L’attacco fa seguito a un episodio di pochi giorni prima, in cui la Stolt Sagaland, battente bandiera delle Isole Cayman, era stata bersaglio di un presunto assalto pirata. Una petroliera a circa 330 miglia nautiche a sud-est di Mogadiscio (Somalia) ha segnalato l’avvicinamento di una piccola imbarcazione e attacchi aerei, secondo il Somali Guardian, che cita la missione navale UE nella regione, Operazione Atalanta. L’equipaggio è rimasto incolume e la nave è riuscita a sfuggire.
«Il comandante riferisce che 4 persone non autorizzate hanno tentato di salire a bordo della sua imbarcazione», ha comunicato l’UKMTO.

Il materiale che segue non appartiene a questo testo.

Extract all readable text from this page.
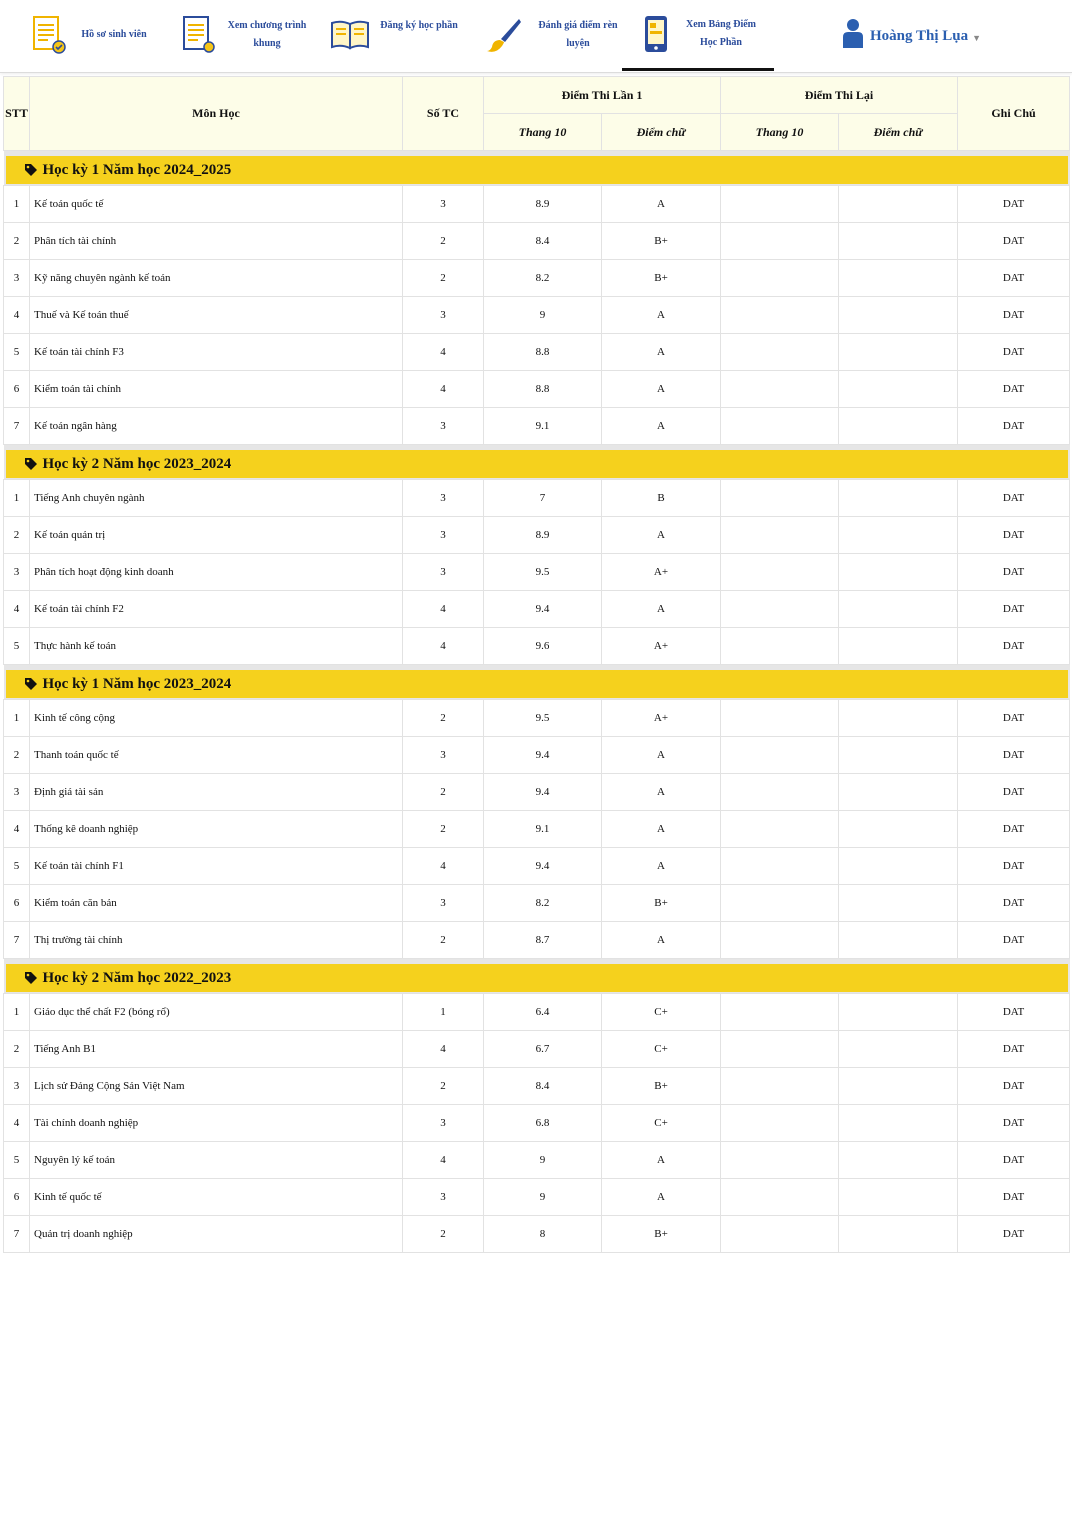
Hồ sơ sinh viên
Xem chương trình khung
Đăng ký học phần	Đánh giá điểm rèn luyện
Xem Bảng Điểm Học Phần	Hoàng Thị Lụa ▼
STT	Môn Học	Số TC	Điểm Thi Lần 1		Điểm Thi Lại		Ghi Chú
			Thang 10	Điểm chữ	Thang 10	Điểm chữ	

Học kỳ 1 Năm học 2024_2025							

1	Kế toán quốc tế	3	8.9	A			DAT
2	Phân tích tài chính	2	8.4	B+			DAT
3	Kỹ năng chuyên ngành kế toán	2	8.2	B+			DAT
4	Thuế và Kế toán thuế	3	9	A			DAT
5	Kế toán tài chính F3	4	8.8	A			DAT
6	Kiểm toán tài chính	4	8.8	A			DAT
7	Kế toán ngân hàng	3	9.1	A			DAT

Học kỳ 2 Năm học 2023_2024							

1	Tiếng Anh chuyên ngành	3	7	B			DAT
2	Kế toán quản trị	3	8.9	A			DAT
3	Phân tích hoạt động kinh doanh	3	9.5	A+			DAT
4	Kế toán tài chính F2	4	9.4	A			DAT
5	Thực hành kế toán	4	9.6	A+			DAT

Học kỳ 1 Năm học 2023_2024							

1	Kinh tế công cộng	2	9.5	A+			DAT
2	Thanh toán quốc tế	3	9.4	A			DAT
3	Định giá tài sản	2	9.4	A			DAT
4	Thống kê doanh nghiệp	2	9.1	A			DAT
5	Kế toán tài chính F1	4	9.4	A			DAT
6	Kiểm toán căn bản	3	8.2	B+			DAT
7	Thị trường tài chính	2	8.7	A			DAT

Học kỳ 2 Năm học 2022_2023							

1	Giáo dục thể chất F2 (bóng rổ)	1	6.4	C+			DAT
2	Tiếng Anh B1	4	6.7	C+			DAT
3	Lịch sử Đảng Cộng Sản Việt Nam	2	8.4	B+			DAT
4	Tài chính doanh nghiệp	3	6.8	C+			DAT
5	Nguyên lý kế toán	4	9	A			DAT
6	Kinh tế quốc tế	3	9	A			DAT
7	Quản trị doanh nghiệp	2	8	B+			DAT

Dal 2008 al 2018 i pirati somali hanno perturbato le principali rotte marittime mondiali, generando caos diffuso. Dopo un periodo di relativa quiete, l’attività pirata è tornata a crescere.
La pirateria al largo della Somalia ha raggiunto l’apice nel 2011 con 237 attacchi registrati, ha riferito un’agenzia di stampa locale. Il gruppo di monitoraggio Oceans Beyond Piracy ha stimato il costo economico globale della pirateria somala quell’anno in circa 7 miliardi di dollari, inclusi circa 160 milioni di dollari in riscatti.
«Si raccomanda alle imbarcazioni di transitare con prudenza e di segnalare qualsiasi attività sospetta all’UKMTO», ha sottolineato l’agenzia.